Sunday, October 16, 2016

Love

Charity is the pure love of Christ. Unpacking that preposition teaches us that charity is actually 3 things: love for Christ, love from Christ and love like Christ. Charity is what we're about--all of it. The love from Christ is a given. He came, He loved, He loves. We just have to believe it to feel it. Loving Christ and loving like Christ are somewhat more of a process and pathway. From the scriptures we know that we love Christ by keeping His commandments. That involves constant recommitment, repentance, study and persistence--covenants, ordinances, and enduring to the end. Loving like Christ is part of our covenants, part of our enduring and yet, something grander, bigger and both far more complicated and yet simpler than any other part of charity. Sometimes, a lot of times, we confuse charity with alms, with writing checks and providing handouts. That can be a part of charity, but it isn't enough on its own and it can actually drive us away from charity if it fuels our pride.

Love. I've talked about trying to accept the gifts that people are giving, to realize that no one can skip steps, that I definitely can't make them skip steps, that my admonition is to love them where they are, who they are now. That is definitely an element of Christlike love and while that should definitely be an element of how people love me, I can't focus on their obligation to love me where I am. I can't do what I want to do, love as I want to love and insist that people accept the gift I am giving. That is failing the first bit about loving people where they are and that also means trying to learn to love them how they need to be loved. That is so complex and in some ways unknowable. In fact, the only way we can even begin to know, is to ask God. He knows.

Frequently, we hear stories of people who were inactive, unresponsive to gospel invitations who were loved back into participation in the church and in the gospel by people who didn't focus on church, on pushing them to come, on making any part of their love conditional on attendance. In fact, that was the story I heard today in my Relief Society lesson--gratitude for someone who was just her friend, loved her despite her lengthy inactivity, befriending her regardless of her unchurchiness and in so doing, loved her back into church. The subtext I heard was inviting and encouraging someone to reactivate themselves is judgey and fake--checking boxes and such. I probed that concept in my mind (after church, of course). Why do I encourage people to come back to church? Am I being judgey and box checkey? Probably sometimes. I am a rule follower. An obliger of outer expectations. And yet, I invite and encourage because of love on two levels. I want them to feel love and strength from fellowship, from service in a unified goal. I want for them what I have found on the best days at church. But also, I know that I am not so good at friendships outside the patterns of my life.

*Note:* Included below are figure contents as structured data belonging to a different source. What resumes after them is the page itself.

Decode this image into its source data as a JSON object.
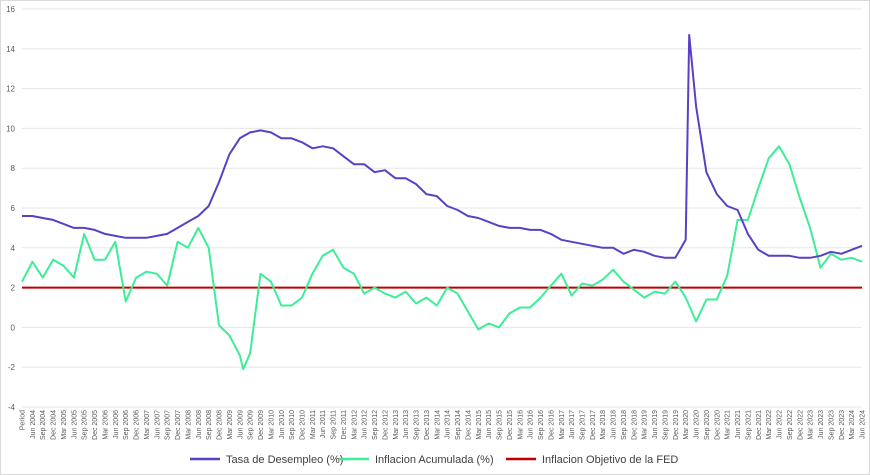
{
  "chart_data": {
    "type": "line",
    "title": "",
    "xlabel": "",
    "ylabel": "",
    "ylim": [
      -4,
      16
    ],
    "ytick_step": 2,
    "grid": true,
    "legend_position": "bottom",
    "x_labels": [
      "Period",
      "Jun 2004",
      "Sep 2004",
      "Dec 2004",
      "Mar 2005",
      "Jun 2005",
      "Sep 2005",
      "Dec 2005",
      "Mar 2006",
      "Jun 2006",
      "Sep 2006",
      "Dec 2006",
      "Mar 2007",
      "Jun 2007",
      "Sep 2007",
      "Dec 2007",
      "Mar 2008",
      "Jun 2008",
      "Sep 2008",
      "Dec 2008",
      "Mar 2009",
      "Jun 2009",
      "Sep 2009",
      "Dec 2009",
      "Mar 2010",
      "Jun 2010",
      "Sep 2010",
      "Dec 2010",
      "Mar 2011",
      "Jun 2011",
      "Sep 2011",
      "Dec 2011",
      "Mar 2012",
      "Jun 2012",
      "Sep 2012",
      "Dec 2012",
      "Mar 2013",
      "Jun 2013",
      "Sep 2013",
      "Dec 2013",
      "Mar 2014",
      "Jun 2014",
      "Sep 2014",
      "Dec 2014",
      "Mar 2015",
      "Jun 2015",
      "Sep 2015",
      "Dec 2015",
      "Mar 2016",
      "Jun 2016",
      "Sep 2016",
      "Dec 2016",
      "Mar 2017",
      "Jun 2017",
      "Sep 2017",
      "Dec 2017",
      "Mar 2018",
      "Jun 2018",
      "Sep 2018",
      "Dec 2018",
      "Mar 2019",
      "Jun 2019",
      "Sep 2019",
      "Dec 2019",
      "Mar 2020",
      "Jun 2020",
      "Sep 2020",
      "Dec 2020",
      "Mar 2021",
      "Jun 2021",
      "Sep 2021",
      "Dec 2021",
      "Mar 2022",
      "Jun 2022",
      "Sep 2022",
      "Dec 2022",
      "Mar 2023",
      "Jun 2023",
      "Sep 2023",
      "Dec 2023",
      "Mar 2024",
      "Jun 2024"
    ],
    "series": [
      {
        "name": "Tasa de Desempleo (%)",
        "color": "#5b3fc4",
        "values": [
          5.6,
          5.6,
          5.5,
          5.4,
          5.2,
          5.0,
          5.0,
          4.9,
          4.7,
          4.6,
          4.5,
          4.5,
          4.5,
          4.6,
          4.7,
          5.0,
          5.3,
          5.6,
          6.1,
          7.3,
          8.7,
          9.5,
          9.8,
          9.9,
          9.8,
          9.5,
          9.5,
          9.3,
          9.0,
          9.1,
          9.0,
          8.6,
          8.2,
          8.2,
          7.8,
          7.9,
          7.5,
          7.5,
          7.2,
          6.7,
          6.6,
          6.1,
          5.9,
          5.6,
          5.5,
          5.3,
          5.1,
          5.0,
          5.0,
          4.9,
          4.9,
          4.7,
          4.4,
          4.3,
          4.2,
          4.1,
          4.0,
          4.0,
          3.7,
          3.9,
          3.8,
          3.6,
          3.5,
          3.5,
          4.4,
          11.1,
          7.8,
          6.7,
          6.1,
          5.9,
          4.7,
          3.9,
          3.6,
          3.6,
          3.6,
          3.5,
          3.5,
          3.6,
          3.8,
          3.7,
          3.9,
          4.1
        ],
        "peak": {
          "x": "Apr 2020",
          "y": 14.7
        }
      },
      {
        "name": "Inflacion Acumulada (%)",
        "color": "#3ded97",
        "values": [
          2.3,
          3.3,
          2.5,
          3.4,
          3.1,
          2.5,
          4.7,
          3.4,
          3.4,
          4.3,
          1.3,
          2.5,
          2.8,
          2.7,
          2.1,
          4.3,
          4.0,
          5.0,
          4.0,
          0.1,
          -0.4,
          -1.4,
          -1.3,
          2.7,
          2.3,
          1.1,
          1.1,
          1.5,
          2.7,
          3.6,
          3.9,
          3.0,
          2.7,
          1.7,
          2.0,
          1.7,
          1.5,
          1.8,
          1.2,
          1.5,
          1.1,
          2.0,
          1.7,
          0.8,
          -0.1,
          0.2,
          0.0,
          0.7,
          1.0,
          1.0,
          1.5,
          2.1,
          2.7,
          1.6,
          2.2,
          2.1,
          2.4,
          2.9,
          2.3,
          1.9,
          1.5,
          1.8,
          1.7,
          2.3,
          1.5,
          0.3,
          1.4,
          1.4,
          2.6,
          5.4,
          5.4,
          7.0,
          8.5,
          9.1,
          8.2,
          6.5,
          5.0,
          3.0,
          3.7,
          3.4,
          3.5,
          3.3
        ],
        "trough": {
          "x": "Jul 2009",
          "y": -2.1
        }
      },
      {
        "name": "Inflacion Objetivo de la FED",
        "color": "#c00000",
        "values": [
          2,
          2,
          2,
          2,
          2,
          2,
          2,
          2,
          2,
          2,
          2,
          2,
          2,
          2,
          2,
          2,
          2,
          2,
          2,
          2,
          2,
          2,
          2,
          2,
          2,
          2,
          2,
          2,
          2,
          2,
          2,
          2,
          2,
          2,
          2,
          2,
          2,
          2,
          2,
          2,
          2,
          2,
          2,
          2,
          2,
          2,
          2,
          2,
          2,
          2,
          2,
          2,
          2,
          2,
          2,
          2,
          2,
          2,
          2,
          2,
          2,
          2,
          2,
          2,
          2,
          2,
          2,
          2,
          2,
          2,
          2,
          2,
          2,
          2,
          2,
          2,
          2,
          2,
          2,
          2,
          2,
          2
        ]
      }
    ]
  }
}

If you are not where I am already, I frequently lose touch, not because I don't genuinely want to cultivate a friendship, foster love, but because there is only so much peopley stuff I can do and my large family takes up a lot of that allotment and my own activity in church takes up almost all of the rest. If I don't care for my margins, my empty calendar blocks, my solitude, I begin to not do very well. I am an introvert, not shy really, but I definitely draw strength and energy from solitude and exhaust myself in more peopled pursuits. So, if I'm inviting you to church, to activities, it's because I want to see you, have you with me in my full life.

But. That may not be what you need. That invitation may be illegible to you as intended, you may only be able to hear the box checking and impersonalness not intended. And so, I am not loving you as you need to be loved, so it doesn't much matter that I am trying to love you as I am able. I need to learn how you need to be loved. I need to ask. I am often afraid to ask these questions of God, certain that He will want me to abandon my margins, extend myself completely outside my comfort zone. But, doesn't He love me too? Don't I need to trust Him that He will give me something I can do, a stretch, but not a strain? I need to ask how to love people and be willing to listen for the answers and act on the guidance. It has happened before. When I am trying, He gives me hints--go now, call now. Try this. And it is always something I can do, if somewhat uncomfortable, not entirely loathsome. Why can't I trust that more?

Wherever I am on the knowing how to love people better, I know I have been blessed to feel God's love for people, when I ask. That was the other remembered lesson from Relief Society, that to better love individually, as God loves us individually, I need only to ask, to feel it, to see it, to know who to listen for, who to watch for, who I am to love. What a blessing.